After all, he only really specified that his strong feelings towards Standard Written English were aimed towards work and school. Places that it seems necessary for formal tones. All across the globe people speak different forms of English. They are all different, yet none of them are deemed wrong. Thats because they are different version of spoken English, and spoken English is much more diverse and unstandardized, because it existed for so long before writing was even invented. I have family in Alabama and they have quite a lot of phrases that arent by standard rule correct grammar. However, it is part of their culture, and their regional dialect dictates that this is something acceptable to use, and it is part of their culture. For example they use the word Coke to apply to all sodas, not just coke itself. The phrase fixing to, or more accurately pronounced at fixin to, is a grammatically strange phrase. It means doing something, or about to do something, so they say phrases like Im fixin to go to the pool. This really makes no sense, but because it is standard language for them, it isnt deemed unworthy of their speech.
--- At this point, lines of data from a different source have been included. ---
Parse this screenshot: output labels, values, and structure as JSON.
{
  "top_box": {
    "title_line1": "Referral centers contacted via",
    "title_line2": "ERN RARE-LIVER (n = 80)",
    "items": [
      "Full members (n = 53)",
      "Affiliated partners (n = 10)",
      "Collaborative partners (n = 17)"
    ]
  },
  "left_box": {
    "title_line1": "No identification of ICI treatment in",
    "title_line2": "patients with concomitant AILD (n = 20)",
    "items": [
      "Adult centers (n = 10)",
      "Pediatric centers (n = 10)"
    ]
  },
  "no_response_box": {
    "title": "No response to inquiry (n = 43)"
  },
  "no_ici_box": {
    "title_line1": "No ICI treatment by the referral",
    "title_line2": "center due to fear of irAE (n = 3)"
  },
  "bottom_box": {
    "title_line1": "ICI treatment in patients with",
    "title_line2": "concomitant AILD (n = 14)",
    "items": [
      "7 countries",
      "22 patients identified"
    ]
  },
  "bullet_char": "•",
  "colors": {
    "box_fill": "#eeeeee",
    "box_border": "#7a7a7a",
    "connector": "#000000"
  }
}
Spoken language has a lot more leniency with what can be said, and Im glad this idea is slowly being introduced into writing. Writing so far is so very formal, and its great that through technology like texting that a more informal, speech-like version of writing is up and coming. With all that said, I do think Wallace was correct in suggesting that Standard Written English is a necessity for everyone to use at school, and likewise places like work and formal places deemed necessary. It isnt required all the time, yet when the occasion calls for it, one must be able to know how to write in this formal English manner. People have to know how to write this way, because the professional world wont take any sloppy sounding language, and it wont be taken seriously. In order to succeed in the professional world, one needs to be taught how to write this way, which is in school. The best way to teach it is to standardize it in school,

and have students always write in this form, so that there is no mistake about when and where to write in this manner. If a student were writing an essay on an important subject matter, like a court case, it would be ridiculous for them to write in in a casual tone as if they were speaking to a friend. Any argument or opinion they would put into the paper would sound unaccountable, as they would sound like they didnt take the issue seriously, and in return they would sound as if they were taking the situation as a joke. Any time someone would write like this in a professional situation would be rude to whomever they were writing to, as well as whatever the subject matter that they would be writing about. In conclusion, there isnt a clear yes and no when regarding the issue of Standard Written English versus more informal versions of English. It is definitely acceptable to use other versions, as long as one knows when you them, and when they need to use Standard Written English. Both are perfectly acceptable, but know the boundaries of acceptable language.

Works Cited Fisher, Ken. "LOL, Texting, and Txt-speak: Linguistic Miracles." Ars Technica. 28 Feb. 2013. Web. 19 Sept. 2013.